Calendar: May 20

 

A Year: Day to Day Men: 20th of May

Within the Hedge

The Kinetoscope, an early motion picture exhibition device, was first publicly displayed on May 20, 1891.

First described in conceptual terms by Thomas Edison in 1888, the Kinetoscope was largely developed by Edison Labs employee William Kennedy Laurie Dickson between 1889 and 1892, leading most modern scholars to assign Dickson with the major credit for turning the concept into a practical reality.

Only sporadic work was done on the Kinetoscope for much of 1890 as Dickson concentrated on Edison’s unsuccessful venture into ore milling. By early 1891, however, Dickson, his new chief assistant, William Heise, and another lab employee, Charles Kayser, had succeeded in devising a functional strip-based film viewing system. In the new design, whose mechanics were housed in a wooden cabinet, a loop of horizontally configured 19 mm film ran around a series of spindles.

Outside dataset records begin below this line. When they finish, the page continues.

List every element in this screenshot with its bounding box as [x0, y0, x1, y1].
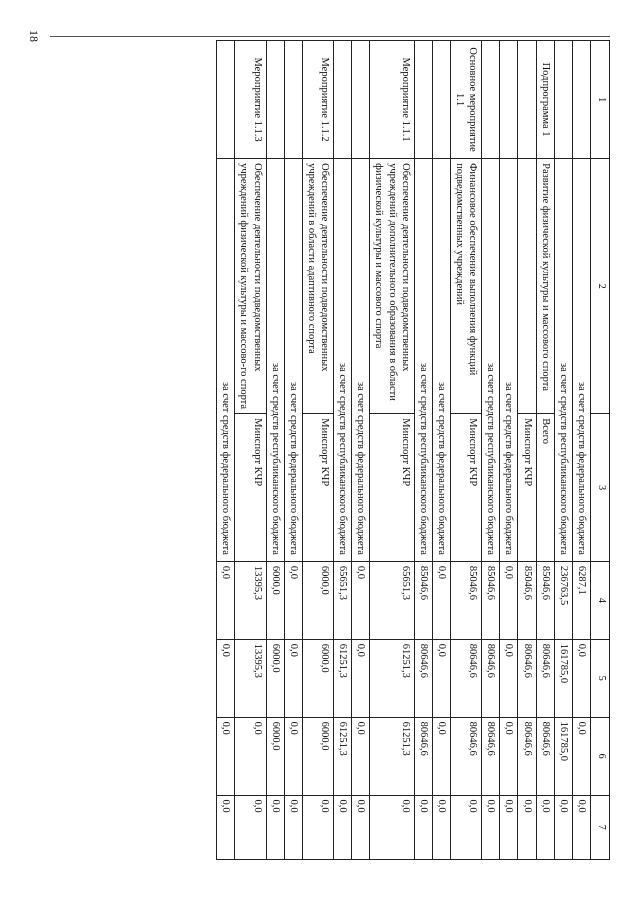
- program-name: Обеспечение деятельности подведомственных учреждений в области адаптивного спорта: [302, 159, 333, 414]
- table-row: [482, 41, 500, 860]
- funding-source-label: за счет средств республиканского бюджета: [554, 159, 572, 562]
- amount-cell: 85046,6: [451, 561, 482, 639]
- col-header: 2: [591, 159, 610, 414]
- funding-source-label: за счет средств федерального бюджета: [217, 159, 235, 562]
- amount-cell: 0,0: [432, 717, 450, 795]
- executor-cell: Минспорт КЧР: [302, 414, 333, 562]
- table-row: [500, 41, 518, 860]
- amount-cell: 61251,3: [334, 639, 352, 717]
- executor-cell: Минспорт КЧР: [451, 414, 482, 562]
- funding-source-label: за счет средств федерального бюджета: [432, 159, 450, 562]
- table-row: [266, 41, 284, 860]
- amount-cell: 80646,6: [536, 639, 554, 717]
- amount-cell: 236763,5: [554, 561, 572, 639]
- amount-cell: 0,0: [414, 795, 432, 860]
- table-row: [536, 41, 554, 860]
- code-cell: [554, 41, 572, 159]
- amount-cell: 80646,6: [482, 717, 500, 795]
- table-row: [432, 41, 450, 860]
- funding-source-label: за счет средств республиканского бюджета: [334, 159, 352, 562]
- executor-cell: Минспорт КЧР: [370, 414, 414, 562]
- table-row: [217, 41, 235, 860]
- amount-cell: 161785,0: [554, 639, 572, 717]
- amount-cell: 85046,6: [414, 561, 432, 639]
- amount-cell: 0,0: [432, 795, 450, 860]
- program-name: Финансовое обеспечение выполнения функций подведомственных учреждений: [451, 159, 482, 414]
- funding-source-label: за счет средств федерального бюджета: [284, 159, 302, 562]
- table-row: [554, 41, 572, 860]
- program-code: Мероприятие 1.1.2: [302, 41, 333, 159]
- amount-cell: 0,0: [518, 795, 536, 860]
- funding-source-label: за счет средств федерального бюджета: [352, 159, 370, 562]
- table-row: [284, 41, 302, 860]
- page-number: 18: [27, 30, 41, 42]
- program-name: Развитие физической культуры и массового спорта: [536, 159, 554, 414]
- rotated-page: [50, 40, 610, 860]
- col-header: 1: [591, 41, 610, 159]
- amount-cell: 80646,6: [518, 717, 536, 795]
- table-row: [451, 41, 482, 860]
- table-row: [302, 41, 333, 860]
- amount-cell: 0,0: [352, 795, 370, 860]
- amount-cell: 161785,0: [554, 717, 572, 795]
- amount-cell: 6000,0: [266, 717, 284, 795]
- amount-cell: 0,0: [482, 795, 500, 860]
- amount-cell: 0,0: [284, 795, 302, 860]
- amount-cell: 0,0: [536, 795, 554, 860]
- amount-cell: 80646,6: [518, 639, 536, 717]
- amount-cell: 0,0: [500, 795, 518, 860]
- table-row: [334, 41, 352, 860]
- program-code: Мероприятие 1.1.3: [235, 41, 266, 159]
- amount-cell: 80646,6: [482, 639, 500, 717]
- funding-source-label: за счет средств республиканского бюджета: [414, 159, 432, 562]
- top-rule: [50, 36, 610, 37]
- amount-cell: 0,0: [217, 639, 235, 717]
- amount-cell: 6000,0: [266, 561, 284, 639]
- funding-source-label: за счет средств федерального бюджета: [572, 159, 590, 562]
- name-cell: [518, 159, 536, 414]
- code-cell: [352, 41, 370, 159]
- amount-cell: 6000,0: [302, 717, 333, 795]
- table-body: [217, 41, 591, 860]
- amount-cell: 0,0: [302, 795, 333, 860]
- code-cell: [217, 41, 235, 159]
- funding-source-label: за счет средств республиканского бюджета: [482, 159, 500, 562]
- code-cell: [482, 41, 500, 159]
- table-row: [235, 41, 266, 860]
- code-cell: [334, 41, 352, 159]
- amount-cell: 6000,0: [302, 561, 333, 639]
- amount-cell: 80646,6: [414, 717, 432, 795]
- code-cell: [266, 41, 284, 159]
- code-cell: [414, 41, 432, 159]
- amount-cell: 0,0: [284, 639, 302, 717]
- amount-cell: 80646,6: [451, 639, 482, 717]
- executor-cell: Всего: [536, 414, 554, 562]
- amount-cell: 0,0: [334, 795, 352, 860]
- table-row: [352, 41, 370, 860]
- amount-cell: 0,0: [500, 639, 518, 717]
- table-row: [572, 41, 590, 860]
- amount-cell: 0,0: [217, 561, 235, 639]
- amount-cell: 0,0: [500, 561, 518, 639]
- program-code: Основное мероприятие 1.1: [451, 41, 482, 159]
- amount-cell: 85046,6: [518, 561, 536, 639]
- amount-cell: 6000,0: [266, 639, 284, 717]
- amount-cell: 0,0: [554, 795, 572, 860]
- amount-cell: 0,0: [572, 795, 590, 860]
- code-cell: [432, 41, 450, 159]
- amount-cell: 80646,6: [414, 639, 432, 717]
- program-name: Обеспечение деятельности подведомственных учреждений дополнительного образования в области физической культуры и массового спорта: [370, 159, 414, 414]
- amount-cell: 0,0: [266, 795, 284, 860]
- amount-cell: 0,0: [217, 717, 235, 795]
- amount-cell: 6287,1: [572, 561, 590, 639]
- amount-cell: 0,0: [370, 795, 414, 860]
- amount-cell: 85046,6: [482, 561, 500, 639]
- amount-cell: 61251,3: [370, 639, 414, 717]
- code-cell: [284, 41, 302, 159]
- funding-source-label: за счет средств республиканского бюджета: [266, 159, 284, 562]
- amount-cell: 0,0: [217, 795, 235, 860]
- col-header: 4: [591, 561, 610, 639]
- amount-cell: 0,0: [284, 717, 302, 795]
- budget-table: [216, 40, 610, 860]
- amount-cell: 80646,6: [451, 717, 482, 795]
- amount-cell: 0,0: [451, 795, 482, 860]
- amount-cell: 61251,3: [334, 717, 352, 795]
- executor-cell: Минспорт КЧР: [235, 414, 266, 562]
- amount-cell: 13395,3: [235, 561, 266, 639]
- amount-cell: 65651,3: [334, 561, 352, 639]
- amount-cell: 0,0: [235, 717, 266, 795]
- amount-cell: 0,0: [352, 639, 370, 717]
- amount-cell: 6000,0: [302, 639, 333, 717]
- funding-source-label: за счет средств федерального бюджета: [500, 159, 518, 562]
- amount-cell: 0,0: [284, 561, 302, 639]
- amount-cell: 85046,6: [536, 561, 554, 639]
- amount-cell: 80646,6: [536, 717, 554, 795]
- col-header: 7: [591, 795, 610, 860]
- code-cell: [572, 41, 590, 159]
- amount-cell: 0,0: [572, 639, 590, 717]
- code-cell: [500, 41, 518, 159]
- amount-cell: 0,0: [352, 717, 370, 795]
- table-row: [414, 41, 432, 860]
- program-code: Подпрограмма 1: [536, 41, 554, 159]
- amount-cell: 0,0: [352, 561, 370, 639]
- amount-cell: 0,0: [572, 717, 590, 795]
- amount-cell: 61251,3: [370, 717, 414, 795]
- amount-cell: 0,0: [432, 639, 450, 717]
- amount-cell: 65651,3: [370, 561, 414, 639]
- amount-cell: 0,0: [500, 717, 518, 795]
- col-header: 3: [591, 414, 610, 562]
- amount-cell: 0,0: [235, 795, 266, 860]
- col-header: 5: [591, 639, 610, 717]
- amount-cell: 13395,3: [235, 639, 266, 717]
- table-row: [518, 41, 536, 860]
- header-row: [591, 41, 610, 860]
- col-header: 6: [591, 717, 610, 795]
- table-row: [370, 41, 414, 860]
- program-name: Обеспечение деятельности подведомственных учреждений физической культуры и массово-го спорта: [235, 159, 266, 414]
- program-code: Мероприятие 1.1.1: [370, 41, 414, 159]
- amount-cell: 0,0: [432, 561, 450, 639]
- code-cell: [518, 41, 536, 159]
- executor-cell: Минспорт КЧР: [518, 414, 536, 562]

The film, with a single row of perforations engaged by an electrically powered sprocket wheel, was drawn continuously beneath a magnifying lens. An electric lamp shone up from beneath the film, casting its circular-format images onto the lens and thence through a peephole atop the cabinet. A rapidly spinning shutter permitted a flash of light so brief that each frame appeared to be frozen. This rapid series of apparently still frames appeared, thanks to the persistence of vision phenomenon, as a moving image.

Dickson, himself, starred in the first public demonstration, which was given on a prototype Kinetoscope at the laboratory for approximately 150 members of the National Federation of Women’s Clubs on May 20, 1891. When the women looked through the peephole, they saw a man who bowed his head, smiled, and waved his hands holding his hat. Dickson was the man in the 3-second-long movie, which is often referred to as “Dickson Greeting”.

The premiere of the completed Kinetoscope did not come until May 9, 1893, at the Brooklyn Institute of Arts and Sciences. Instrumental to the birth of American movie culture, the Kinetoscope also had a major impact in Europe; its influence abroad was magnified by Edison’s decision not to seek international patents on the device, facilitating numerous imitations of and improvements on the technology.